De pronto, vio un hombre alto, apuesto, de esos que Theresa tendría en sus lista de candidatos a un fin de semana en la nieve. Bajó del avión y se encaminó hacia ellos.

Claro que se encaminó hacia ellos, todo el mundo lo hacía, pues estaban en la puerta.

Era una pena, pero las posibilidades de que aquel monumento de la naturaleza fuese su cliente potencial eran pocas.

Continuó buscando.

Luego miró a su chófer. Era como un pequeño gnomo.

—¿Lo ves, Emmett?

El hombre negó, agitando sus cabellos blancos.

—La verdad es que no puedo decir que sí —levantó el letrero por encima de su cabeza—. Pero no sé ni remotamente qué aspecto tiene.

—Ya somos dos —le aseguró T.J.—. Yo vi una vez una foto de su padre, cuando era todavía el presidente. Era alto, delgado, de unos sesenta y tantos años.

—¡Muy joven!

T.J. tuvo que contener una sonrisa. Emmett había cambiado de opinión respecto a su edad varias veces desde que cumplió los cincuenta. Temía la jubilación y cada año se iba quitando uno.

—Sí, como tú —respondió ella.

El impresionante ejemplar de hombre con traje de Armani que había llamado su atención hacía escasos segundos seguía acercándose a ellos.

El pulso se le detuvo, cuando don estupendo se paró frente a ella.

El hombre asintió ante el letrero que llevaba Emmett.

—Según parece, me busca a mí.

«Sí, llevo toda mi vida», fue el primer pensamiento de T.J. pero, gracias a Dios, tuvo reflejos suficientes como para no dejar escapar semejante comentario. En lugar de eso, dijo algo mucho peor.

—Usted no es Chistopher MacAffee.

Él sonrió y a T.J. le subió la temperatura corporal.

—¿Por qué no?

—No hay ninguna razón —respondió ella a toda velocidad.

La sonrisa se amplió, dejando al descubierto una hermosa dentadura.

—Me alegro, porque lo soy —le ofreció la mano—. Christopher MacAffee.

Le tomó unos segundos asimilar toda la información. Finalmente le estrechó la mano. Miles de mariposas comenzaron a revolotearle en el estómago.
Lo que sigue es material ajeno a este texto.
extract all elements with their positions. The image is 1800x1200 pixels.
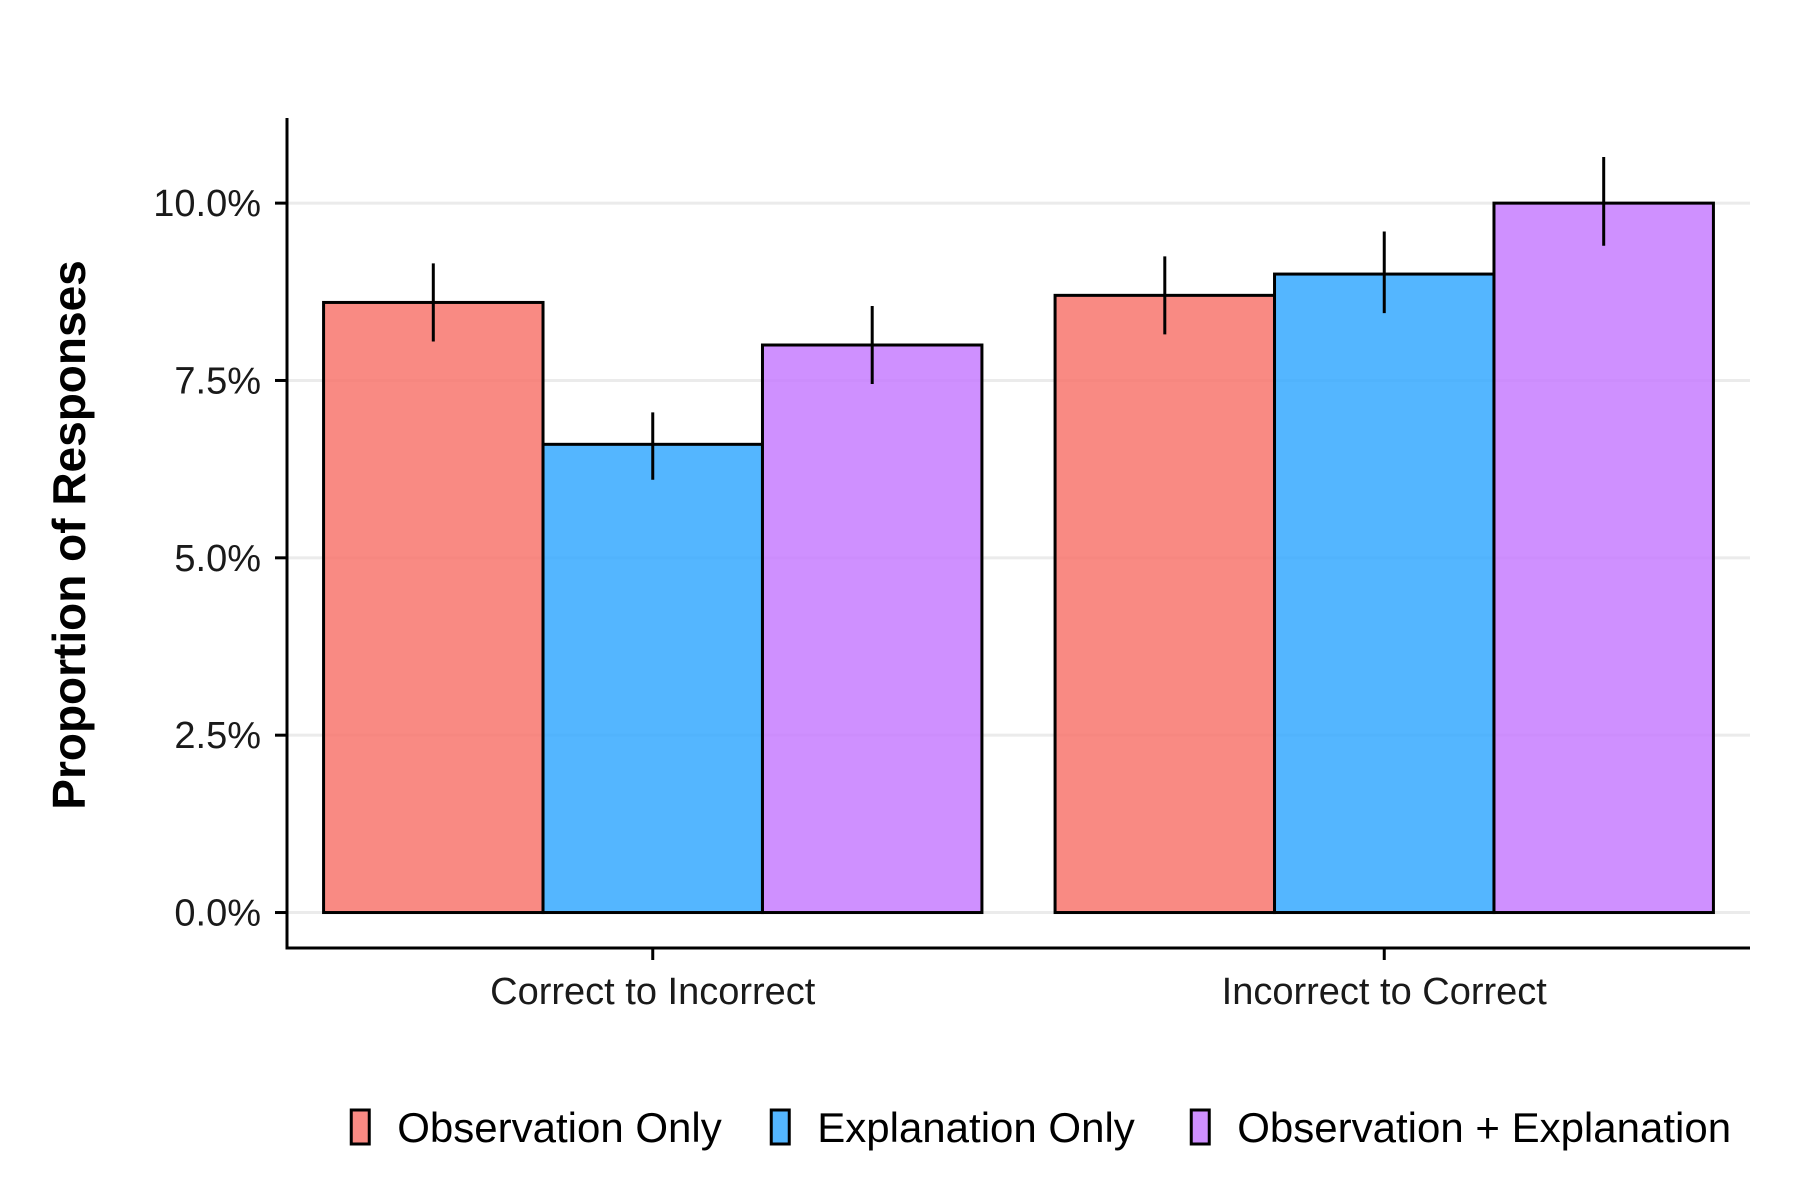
y-tick-label: 5.0%: [174, 538, 261, 580]
legend-key: [1189, 1108, 1211, 1146]
legend-key: [349, 1108, 371, 1146]
bars: [322, 201, 1715, 915]
x-tick-label: Correct to Incorrect: [490, 971, 816, 1013]
bar: [1492, 201, 1715, 915]
bar: [322, 300, 545, 915]
y-tick-label: 2.5%: [174, 715, 261, 757]
tick-labels: 0.0% 2.5% 5.0% 7.5% 10.0% Correct to Incorrec…: [153, 183, 1547, 1013]
legend-item: Explanation Only: [769, 1104, 1135, 1151]
y-tick-label: 0.0%: [174, 893, 261, 935]
legend-label: Observation + Explanation: [1237, 1104, 1731, 1151]
bar: [541, 442, 764, 915]
legend: Observation Only Explanation Only Observat…: [349, 1104, 1731, 1151]
bar: [1053, 293, 1277, 915]
y-tick-label: 10.0%: [153, 183, 261, 225]
y-tick-label: 7.5%: [174, 360, 261, 402]
y-axis-title: Proportion of Responses: [43, 260, 95, 809]
legend-label: Explanation Only: [817, 1104, 1135, 1151]
legend-label: Observation Only: [397, 1104, 721, 1151]
legend-item: Observation Only: [349, 1104, 722, 1151]
bar: [1273, 272, 1496, 915]
axes: [275, 118, 1750, 960]
legend-key: [769, 1108, 791, 1146]
x-tick-label: Incorrect to Correct: [1222, 971, 1548, 1013]
bar: [760, 343, 984, 915]
legend-item: Observation + Explanation: [1189, 1104, 1731, 1151]
error-bars: [431, 157, 1606, 480]
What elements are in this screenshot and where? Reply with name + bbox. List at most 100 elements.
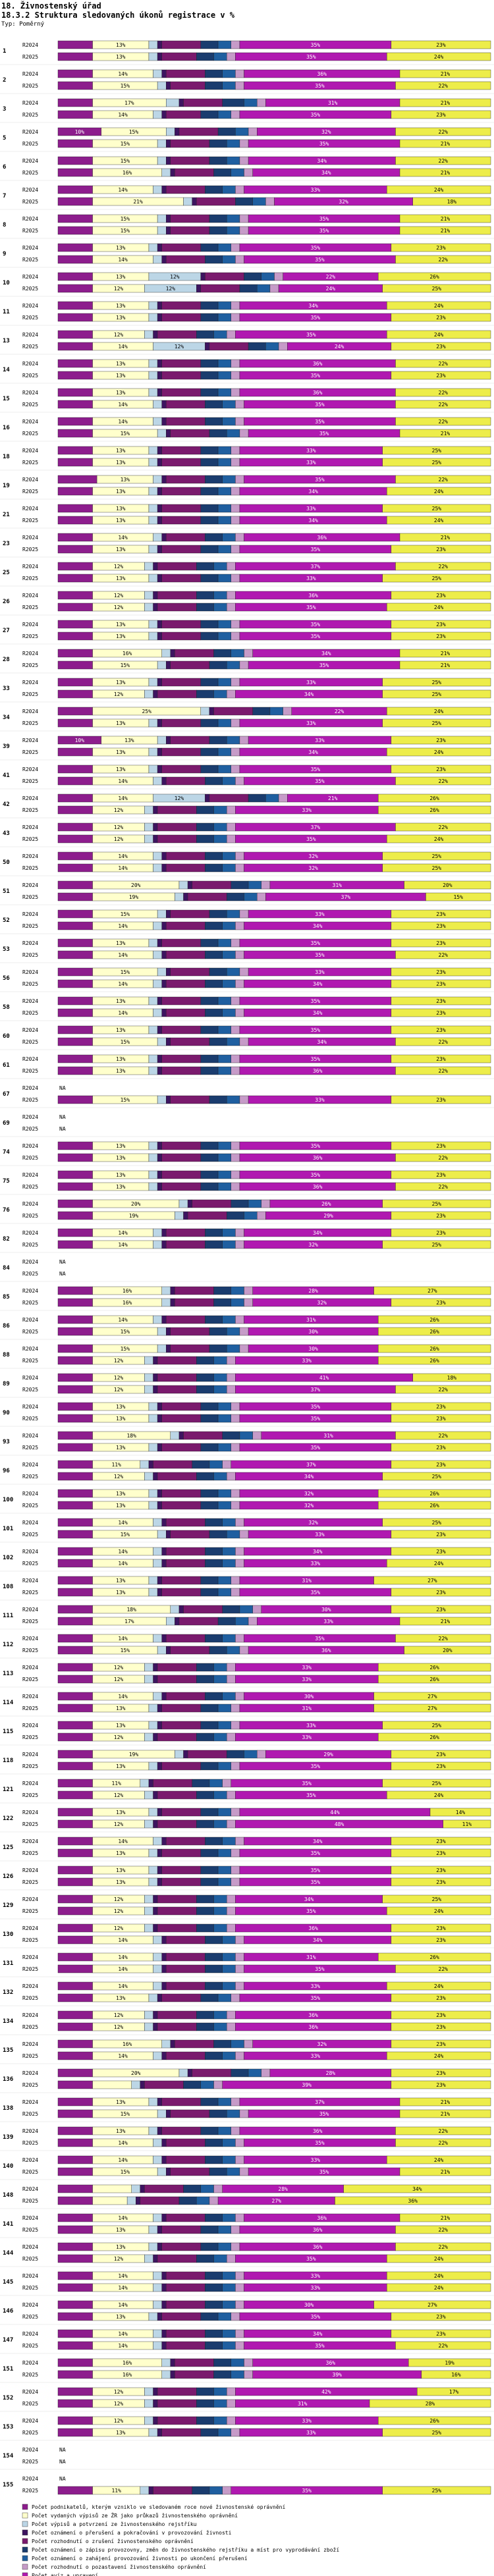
bar-segment xyxy=(200,2080,214,2089)
bar-segment xyxy=(148,458,158,467)
bar-segment xyxy=(57,301,93,310)
segment-label: 23% xyxy=(436,2012,446,2018)
bar-segment xyxy=(57,1790,93,1800)
bar-segment xyxy=(395,562,491,571)
bar-segment xyxy=(200,996,219,1006)
bar-segment xyxy=(387,834,491,844)
bar-segment xyxy=(161,1877,202,1887)
segment-label: 13% xyxy=(116,1723,126,1729)
segment-label: 14% xyxy=(118,952,128,958)
bar-segment xyxy=(57,2109,93,2118)
segment-label: 26% xyxy=(429,795,439,801)
bar-segment xyxy=(161,1588,202,1597)
bar-segment xyxy=(153,1663,158,1672)
group-label: 51 xyxy=(3,888,10,895)
bar-segment xyxy=(175,1617,180,1626)
bar-segment xyxy=(391,1837,491,1846)
bar-segment xyxy=(235,776,244,786)
bar-segment xyxy=(227,429,240,438)
group-label: 140 xyxy=(3,2163,13,2170)
group-label: 89 xyxy=(3,1381,10,1387)
bar-segment xyxy=(200,110,219,119)
bar-segment xyxy=(227,1923,236,1933)
bar-segment xyxy=(161,243,202,252)
group-label: 154 xyxy=(3,2453,14,2459)
segment-label: 25% xyxy=(432,1242,442,1248)
bar-segment xyxy=(213,2416,227,2425)
group-label: 126 xyxy=(3,1873,13,1880)
period-label: R2024 xyxy=(22,158,38,164)
period-label: R2025 xyxy=(22,952,38,958)
bar-segment xyxy=(395,822,491,832)
bar-segment xyxy=(153,776,162,786)
period-label: R2024 xyxy=(22,1607,38,1613)
period-label: R2024 xyxy=(22,1085,38,1091)
bar-segment xyxy=(222,1460,232,1469)
bar-segment xyxy=(57,2022,93,2031)
bar-segment xyxy=(153,2300,162,2309)
segment-label: 24% xyxy=(434,604,444,610)
period-label: R2025 xyxy=(22,2111,38,2117)
bar-segment xyxy=(57,1240,93,1249)
bar-segment xyxy=(200,1066,219,1075)
bar-segment xyxy=(157,1054,162,1063)
segment-label: 13% xyxy=(116,749,126,755)
bar-segment xyxy=(187,1750,227,1759)
segment-label: 15% xyxy=(121,1039,130,1045)
bar-segment xyxy=(235,197,253,206)
segment-label: 18% xyxy=(126,1433,136,1439)
bar-segment xyxy=(395,475,491,484)
segment-label: 26% xyxy=(429,1317,439,1323)
bar-segment xyxy=(161,533,167,542)
bar-segment xyxy=(140,1460,150,1469)
bar-segment xyxy=(161,2138,167,2147)
bar-segment xyxy=(157,1877,162,1887)
segment-label: 33% xyxy=(311,1561,321,1567)
legend-label: Počet avíz a upravení xyxy=(32,2572,98,2576)
bar-segment xyxy=(395,1153,491,1162)
bar-segment xyxy=(235,863,244,872)
bar-segment xyxy=(153,1547,162,1556)
bar-segment xyxy=(209,2196,219,2205)
bar-segment xyxy=(161,1704,202,1713)
segment-label: 22% xyxy=(439,477,449,483)
group-label: 82 xyxy=(3,1236,10,1243)
bar-segment xyxy=(222,1935,236,1945)
segment-label: 12% xyxy=(114,1387,124,1393)
bar-segment xyxy=(153,834,158,844)
bar-segment xyxy=(217,313,231,322)
bar-segment xyxy=(57,516,93,525)
bar-segment xyxy=(144,1356,153,1365)
bar-segment xyxy=(217,1025,231,1034)
bar-segment xyxy=(57,2486,93,2495)
period-label: R2025 xyxy=(22,2256,38,2262)
bar-segment xyxy=(148,1993,158,2002)
segment-label: 10% xyxy=(75,738,85,743)
period-label: R2024 xyxy=(22,1983,38,1989)
bar-segment xyxy=(157,139,167,148)
bar-segment xyxy=(144,2022,153,2031)
bar-segment xyxy=(373,1704,491,1713)
period-label: R2025 xyxy=(22,1705,38,1711)
bar-segment xyxy=(57,2126,93,2135)
period-label: R2025 xyxy=(22,1879,38,1885)
segment-label: 35% xyxy=(315,477,325,483)
bar-segment xyxy=(235,1228,244,1237)
bar-segment xyxy=(57,1848,93,1858)
group-label: 27 xyxy=(3,628,10,634)
bar-segment xyxy=(161,1008,167,1017)
legend-swatch xyxy=(22,2521,28,2527)
bar-segment xyxy=(161,2283,167,2292)
bar-segment xyxy=(213,834,227,844)
bar-segment xyxy=(377,1952,491,1962)
segment-label: 23% xyxy=(436,1445,446,1451)
segment-label: 13% xyxy=(116,1763,126,1769)
period-label: R2024 xyxy=(22,71,38,77)
bar-segment xyxy=(200,359,219,368)
bar-segment xyxy=(213,1675,227,1684)
bar-segment xyxy=(148,938,158,948)
bar-segment xyxy=(161,504,202,513)
bar-segment xyxy=(222,979,236,988)
bar-segment xyxy=(382,1199,491,1208)
bar-segment xyxy=(213,330,227,339)
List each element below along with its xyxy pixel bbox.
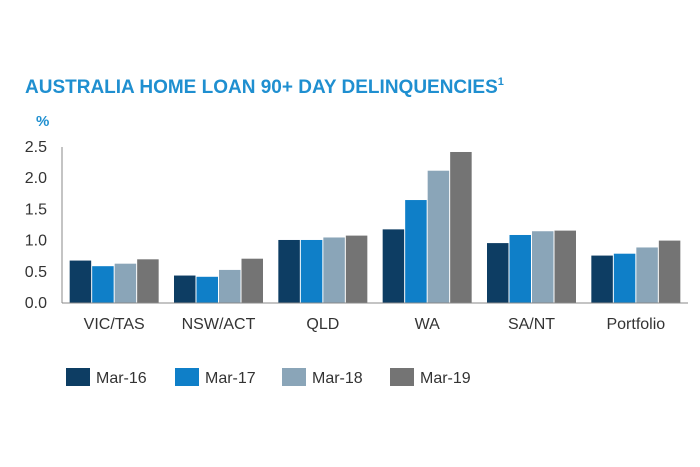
y-tick-label: 2.5 <box>25 139 47 156</box>
y-tick-label: 0.0 <box>25 295 47 312</box>
bar <box>613 253 636 303</box>
x-tick-label: NSW/ACT <box>182 316 256 333</box>
bar <box>591 255 613 303</box>
legend-swatch <box>390 368 414 386</box>
legend-swatch <box>282 368 306 386</box>
bar <box>554 230 576 303</box>
legend-swatch <box>66 368 90 386</box>
bar <box>278 239 300 303</box>
bar <box>345 235 368 303</box>
chart-title-superscript: 1 <box>498 76 504 88</box>
legend-label: Mar-19 <box>420 370 471 387</box>
bar <box>137 259 159 303</box>
y-axis-unit: % <box>36 113 49 130</box>
bar <box>241 258 263 303</box>
legend-label: Mar-16 <box>96 370 147 387</box>
legend: Mar-16 Mar-17 Mar-18 Mar-19 <box>66 368 471 387</box>
y-axis-ticks: 0.0 0.5 1.0 1.5 2.0 2.5 <box>25 139 47 312</box>
legend-label: Mar-18 <box>312 370 363 387</box>
legend-label: Mar-17 <box>205 370 256 387</box>
x-tick-label: VIC/TAS <box>84 316 145 333</box>
bar <box>92 266 114 303</box>
bar <box>114 263 137 303</box>
y-tick-label: 1.5 <box>25 201 47 218</box>
bar <box>658 240 681 303</box>
chart-title: AUSTRALIA HOME LOAN 90+ DAY DELINQUENCIE… <box>25 76 504 98</box>
y-tick-label: 0.5 <box>25 264 47 281</box>
bar <box>427 170 450 303</box>
bar <box>219 269 241 303</box>
chart-title-text: AUSTRALIA HOME LOAN 90+ DAY DELINQUENCIE… <box>25 77 498 98</box>
bar <box>196 276 218 303</box>
bar <box>174 275 196 303</box>
bars <box>69 151 681 303</box>
legend-swatch <box>175 368 199 386</box>
bar <box>509 234 531 303</box>
bar <box>323 237 345 303</box>
x-tick-label: Portfolio <box>606 316 665 333</box>
bar <box>300 239 323 303</box>
bar <box>532 231 554 303</box>
x-axis-labels: VIC/TAS NSW/ACT QLD WA SA/NT Portfolio <box>84 316 666 333</box>
x-tick-label: SA/NT <box>508 316 555 333</box>
x-tick-label: QLD <box>306 316 339 333</box>
bar <box>405 200 427 303</box>
bar <box>636 247 658 303</box>
y-tick-label: 2.0 <box>25 170 47 187</box>
bar <box>487 243 509 303</box>
bar <box>69 260 92 303</box>
bar <box>382 229 405 303</box>
x-tick-label: WA <box>415 316 441 333</box>
y-tick-label: 1.0 <box>25 233 47 250</box>
bar <box>450 151 472 303</box>
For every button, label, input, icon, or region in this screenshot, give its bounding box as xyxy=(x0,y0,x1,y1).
—Encantada. Yo soy… —la lengua de trapo no era un buen instrumento.

—Theresa Cochran —terminó él. Sus ojos verdes e intensos la inundaron de felicidad—. La reconocería en cualquier sitio. Aunque debo admitir que es mucho más hermosa al natural que en las fotos de las revistas.

—Hay una buena razón para que así sea —murmuró Emmett.

T.J. le lanzó una mirada recriminatoria. El chófer se había divertido al verla aparecer con un traje a lo Theresa Cochran. El hombre las conocía demasiado bien como para no diferenciarlas por mucho que se disfrazaran.

Emmett soltó un pequeña carcajada.

T.J. comenzó a hablar para desviar la atención de Christopher.

—Gracias, señor MacAffee. ¿Nos vamos?

Christopher inclinó ligeramente la cabeza y agarró del brazo a T.J.

—Donde quiera. Por cierto, llámame Christopher, por favor.

—Christopher, ¿por favor qué? —dijo T.J. ¡Cielo Santo! Debía de ser la ropa. Estaba coqueteando al más puro estilo de Huracán Theresa.

Él se rió.

—Es cierto lo que dicen de ti —murmuró él, mientras sacaba un pañuelo del bolsillo y se limpiaba el sudor de la frente.

El corazón empezó a latirle a cien por hora, aunque sabía que el cumplido iba dirigido a Theresa.

—No sabes ni la mitad —respondió ella con una sonrisa provocadora.